Piotr Rubik wraz z rodziną przeprowadził się do Stanów Zjednoczonych już półtora roku temu. W mediach społecznościowych kompozytor oraz jego żona - Agata Rubik - regularnie dzielą się kadrami ze swojego wymarzonego życia w Miami. Publikują zdjęcia z luksusowego domu i nagrywają filmiki, którymi pokazują swój spełniający się "amerykański sen".
Piotr Rubik w USA musi zacząć od zera? W sieci aż roi się od plotek
Niedawno serwis ShowNews poinformował, że kariera Piotra Rubika - który w Polsce uchodzi za jednego z najważniejszych kompozytorów naszej rodzimej sceny - nie rozwija się tak prężnie od czasu wyprowadzki. Podobno w USA artysta jest mało znany i zmuszony jest startować niemalże od zera. Mała popularność rzekomo wiąże się także z tym, że muzyk nie może liczyć na wysokopłatne zlecenia.
"Z tego, co wiem, Piotr pracuje z jakąś firmą promocyjna z LA i tak spełnia swoje marzenie, pisząc muzykę do filmów, ale na razie do produkcji słabych kategorii B czy C. Ale musi gdzieś zacząć, a w USA zaczyna od początku, bo jego tu nikt w środowisku nie zna.

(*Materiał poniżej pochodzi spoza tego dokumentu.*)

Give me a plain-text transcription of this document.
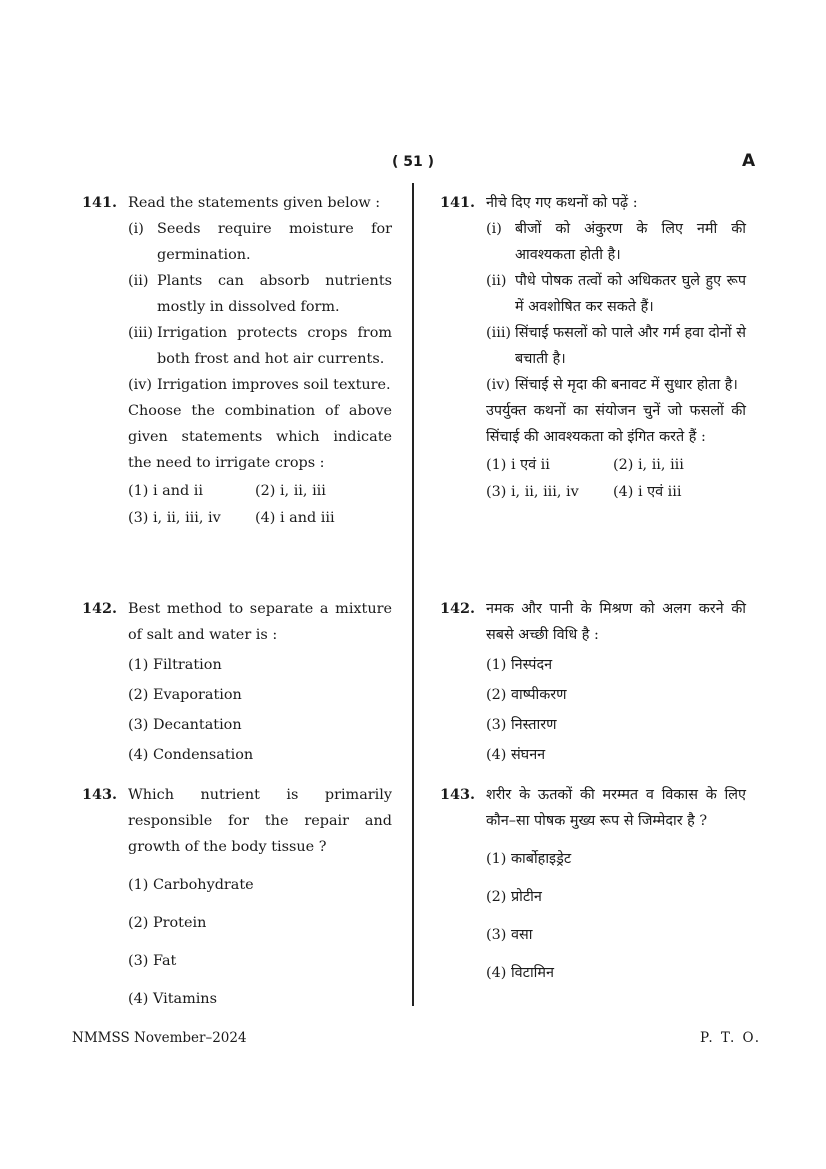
( 51 )	A
141. Read the statements given below :
(i) Seeds require moisture for germination.
(ii) Plants can absorb nutrients mostly in dissolved form.
(iii) Irrigation protects crops from both frost and hot air currents.
(iv) Irrigation improves soil texture.
Choose the combination of above given statements which indicate the need to irrigate crops :
(1) i and ii	(2) i, ii, iii
(3) i, ii, iii, iv	(4) i and iii
142. Best method to separate a mixture of salt and water is :
(1) Filtration
(2) Evaporation
(3) Decantation
(4) Condensation
143. Which nutrient is primarily responsible for the repair and growth of the body tissue ?
(1) Carbohydrate
(2) Protein
(3) Fat
(4) Vitamins
141. नीचे दिए गए कथनों को पढ़ें :
(i) बीजों को अंकुरण के लिए नमी की आवश्यकता होती है।
(ii) पौधे पोषक तत्वों को अधिकतर घुले हुए रूप में अवशोषित कर सकते हैं।
(iii) सिंचाई फसलों को पाले और गर्म हवा दोनों से बचाती है।
(iv) सिंचाई से मृदा की बनावट में सुधार होता है।
उपर्युक्त कथनों का संयोजन चुनें जो फसलों की सिंचाई की आवश्यकता को इंगित करते हैं :
(1) i एवं ii	(2) i, ii, iii
(3) i, ii, iii, iv	(4) i एवं iii
142. नमक और पानी के मिश्रण को अलग करने की सबसे अच्छी विधि है :
(1) निस्पंदन
(2) वाष्पीकरण
(3) निस्तारण
(4) संघनन
143. शरीर के ऊतकों की मरम्मत व विकास के लिए कौन–सा पोषक मुख्य रूप से जिम्मेदार है ?
(1) कार्बोहाइड्रेट
(2) प्रोटीन
(3) वसा
(4) विटामिन
NMMSS November–2024	P. T. O.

Z tego, co wiem, jest blisko z piosenkarką Glorią Estefan i z żoną producenta bajki 'Dora The Explorer' - Heleną Giersz. Nikt do końca nie wie, o co w tym chodzi, bo wszystko jest owiane wielką tajemnicą" - przekazał informator serwisu.
Jeden z fanów stwierdził, że Piotr Rubik "gra do kotleta"

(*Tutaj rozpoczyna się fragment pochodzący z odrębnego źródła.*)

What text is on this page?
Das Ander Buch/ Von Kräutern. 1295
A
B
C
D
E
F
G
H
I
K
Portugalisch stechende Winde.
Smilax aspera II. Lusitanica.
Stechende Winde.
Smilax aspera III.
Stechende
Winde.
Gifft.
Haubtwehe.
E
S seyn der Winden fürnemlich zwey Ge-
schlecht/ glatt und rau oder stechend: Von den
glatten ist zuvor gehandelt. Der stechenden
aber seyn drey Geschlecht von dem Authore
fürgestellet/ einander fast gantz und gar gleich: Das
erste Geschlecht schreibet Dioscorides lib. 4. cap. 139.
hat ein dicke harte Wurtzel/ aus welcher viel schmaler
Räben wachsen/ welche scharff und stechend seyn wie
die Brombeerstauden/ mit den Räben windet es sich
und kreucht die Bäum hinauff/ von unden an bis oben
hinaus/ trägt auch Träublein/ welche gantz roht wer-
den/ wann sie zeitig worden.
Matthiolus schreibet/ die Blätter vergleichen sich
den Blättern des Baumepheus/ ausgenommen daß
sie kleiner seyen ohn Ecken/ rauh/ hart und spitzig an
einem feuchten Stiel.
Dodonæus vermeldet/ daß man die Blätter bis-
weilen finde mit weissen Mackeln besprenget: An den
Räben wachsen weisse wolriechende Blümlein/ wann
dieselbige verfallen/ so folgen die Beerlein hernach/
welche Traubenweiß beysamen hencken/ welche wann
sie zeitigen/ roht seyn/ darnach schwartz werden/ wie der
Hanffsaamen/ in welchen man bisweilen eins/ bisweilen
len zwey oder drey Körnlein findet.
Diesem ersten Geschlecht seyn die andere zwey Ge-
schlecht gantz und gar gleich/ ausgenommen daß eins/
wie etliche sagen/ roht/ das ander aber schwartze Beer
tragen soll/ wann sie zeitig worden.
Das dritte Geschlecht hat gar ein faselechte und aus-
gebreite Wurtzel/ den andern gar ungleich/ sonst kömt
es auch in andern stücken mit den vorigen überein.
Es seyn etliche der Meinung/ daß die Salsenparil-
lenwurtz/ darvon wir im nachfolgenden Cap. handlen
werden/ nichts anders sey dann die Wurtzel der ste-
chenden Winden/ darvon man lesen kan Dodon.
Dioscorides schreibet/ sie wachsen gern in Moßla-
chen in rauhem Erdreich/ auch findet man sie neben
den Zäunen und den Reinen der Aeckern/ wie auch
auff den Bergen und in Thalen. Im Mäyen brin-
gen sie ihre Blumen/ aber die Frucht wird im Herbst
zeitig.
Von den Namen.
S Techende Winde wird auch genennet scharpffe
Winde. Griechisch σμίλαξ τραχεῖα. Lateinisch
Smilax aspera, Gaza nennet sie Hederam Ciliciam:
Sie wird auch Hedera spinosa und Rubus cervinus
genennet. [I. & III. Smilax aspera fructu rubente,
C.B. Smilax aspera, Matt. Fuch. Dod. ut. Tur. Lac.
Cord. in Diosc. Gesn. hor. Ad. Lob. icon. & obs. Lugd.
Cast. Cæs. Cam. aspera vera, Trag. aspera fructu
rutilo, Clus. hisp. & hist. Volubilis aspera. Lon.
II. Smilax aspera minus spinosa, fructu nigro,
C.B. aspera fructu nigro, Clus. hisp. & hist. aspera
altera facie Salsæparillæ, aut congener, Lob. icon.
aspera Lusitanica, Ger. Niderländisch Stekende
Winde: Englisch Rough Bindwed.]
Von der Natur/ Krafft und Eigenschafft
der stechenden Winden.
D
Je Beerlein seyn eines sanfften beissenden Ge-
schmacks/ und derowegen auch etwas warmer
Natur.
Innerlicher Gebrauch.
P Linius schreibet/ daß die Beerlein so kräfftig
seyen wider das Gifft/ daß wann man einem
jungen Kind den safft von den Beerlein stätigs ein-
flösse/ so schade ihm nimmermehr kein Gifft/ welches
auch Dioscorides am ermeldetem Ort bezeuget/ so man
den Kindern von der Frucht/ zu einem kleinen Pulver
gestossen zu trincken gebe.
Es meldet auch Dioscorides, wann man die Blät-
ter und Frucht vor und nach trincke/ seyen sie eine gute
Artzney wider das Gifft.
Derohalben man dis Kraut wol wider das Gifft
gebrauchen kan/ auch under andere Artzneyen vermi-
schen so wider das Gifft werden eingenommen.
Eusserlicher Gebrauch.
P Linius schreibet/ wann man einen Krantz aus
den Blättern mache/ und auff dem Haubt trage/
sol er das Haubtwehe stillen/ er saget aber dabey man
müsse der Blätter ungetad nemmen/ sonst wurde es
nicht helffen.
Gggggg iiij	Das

W sieci również nie zabrakło plotek. Jeden z fanów kompozytora zamieścił w mediach społecznościowych komentarz, w którym wyraził swoje oburzenie faktem, iż Piotr Rubik w Stanach Zjednoczonych "gra do kotleta". "Widok z mieszkania fajny, ale mieszkanie - takie zwykłe… Chociaż przytulne. Nie mogę jednak przeżyć tego, że Pan Piotr ostatnio grał do kotleta na jakiejś kameralnej imprezie. Szkoda" - napisał internauta.
Żona Piotra Rubika nie gryzła się w język i obroniła dobre imię męża
Żona Piotra Rubika postanowiła stanąć w obronie męża. Nie gryzła się w język i ostro odpowiedziała komentującemu. "Piotr nigdy nie gra do kotleta. Jeżeli nie możesz przeżyć, to przykro mi, ale to tylko i wyłącznie twój problem" - czytamy na Instagramie.